= Ishmael Jones =

Pseudonym of a former CIA officer

Ishmael Jones (born 15 December 1960) is the pseudonym used by a former CIA officer. He resigned from the CIA and became a leading proponent of American intelligence reform, with special emphasis on the improvement of human source intelligence collection (Humint). He is a former deep cover case officer (or clandestine officer) for the Central Intelligence Agency (CIA). He is the author of the book The Human Factor: Inside the CIA's Dysfunctional Intelligence Culture and many articles on intelligence reform. He believes that improvement of American intelligence capabilities is necessary to protect Americans and American allies.

== Early years ==
Jones was born in the United States and raised in the Middle East, East Asia, and East Africa. He attended universities in the US and served as an officer in the US Marine Corps.

== Active CIA career ==
In the late 1980s he joined the Central Intelligence Agency where he served as a deep cover officer focusing on human sources with access to intelligence on weapons of mass destruction and terrorism. Except for his initial training and service in the United States, his career was spent entirely in the field, and his assignments included more than 15 years of continuous overseas service in numerous countries and several rogue nations.
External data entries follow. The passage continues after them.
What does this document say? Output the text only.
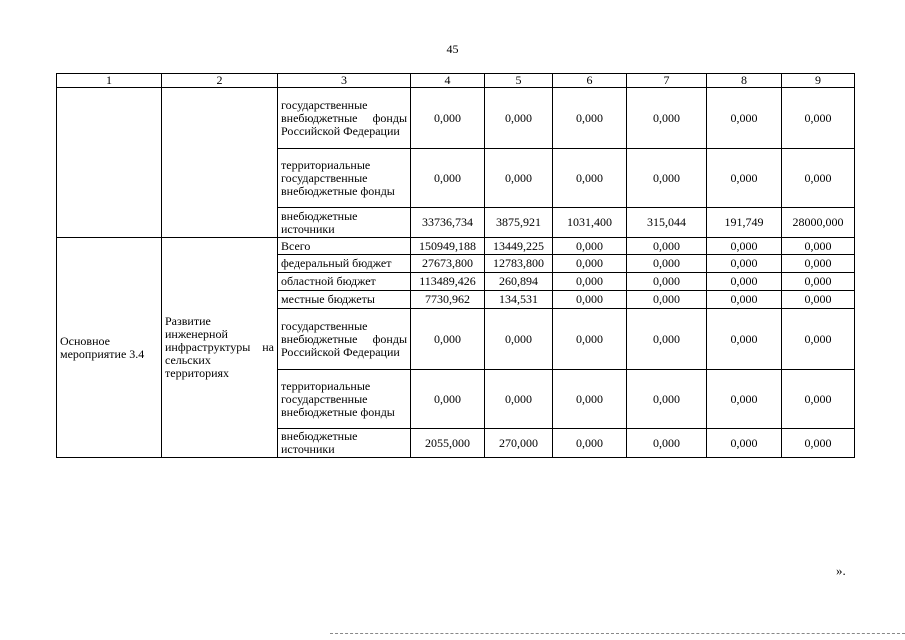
45
1	2	3	4	5	6	7	8	9
		государственные внебюджетные фонды Российской Федерации	0,000	0,000	0,000	0,000	0,000	0,000
		территориальные государственные внебюджетные фонды	0,000	0,000	0,000	0,000	0,000	0,000
		внебюджетные источники	33736,734	3875,921	1031,400	315,044	191,749	28000,000
Основное мероприятие 3.4	Развитие инженерной инфраструктуры на сельских территориях	Всего	150949,188	13449,225	0,000	0,000	0,000	0,000
		федеральный бюджет	27673,800	12783,800	0,000	0,000	0,000	0,000
		областной бюджет	113489,426	260,894	0,000	0,000	0,000	0,000
		местные бюджеты	7730,962	134,531	0,000	0,000	0,000	0,000
		государственные внебюджетные фонды Российской Федерации	0,000	0,000	0,000	0,000	0,000	0,000
		территориальные государственные внебюджетные фонды	0,000	0,000	0,000	0,000	0,000	0,000
		внебюджетные источники	2055,000	270,000	0,000	0,000	0,000	0,000
».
He resigned from the CIA in good standing in order to work toward intelligence reform.

== Work toward intelligence reform ==

After resigning in good standing, Jones began to work for intelligence reform by meeting with members of Congress and their staffs, members of the executive branch, journalists, political operatives and political contributors, and writing articles and a book.

While many policy and opinion makers agree that the CIA's human source programs do not function effectively, Jones believes the problems are not to be found with the quality of employees in the CIA, who he considers overwhelmingly talented and intelligent. Rather, the problem lies within the structure of the organization itself, which encourages a bureaucracy featuring excessive layers of non-producing administrators and managers.

Jones recommends dramatic reductions in the layers of managers and administrators and restructuring of the CIA's chain of command to clarify precisely who is in charge of any given operation.

He also recommends the introduction of a whistleblower system in which any CIA employee with information on fraud can contact a cleared FBI agent.

== The Human Factor ==
In 2008, Jones published The Human Factor: Inside the CIA's Dysfunctional Intelligence Culture describing his work against weapons of mass destruction proliferators and terrorists, and offering solutions to intelligence reform in an appendix. While the topic of intelligence collection and intelligence reform is deadly serious, Jones' writing when dealing with situational espionage and government bureaucracy contains humor. "If the subject were not so deadly serious, The Human Factor would be one of the funniest books of the year," wrote David Forsmark in FrontPage Magazine.

In 2011, US district court judge Gerald Lee ruled that Jones had violated the law by not properly going through CIA's pre-publication review process. Jones claimed the process was deliberately stalled by the CIA. The ruling marked the first time a judge has used summary judgment to rule in favor of the CIA, as plaintiff, in a censorship case.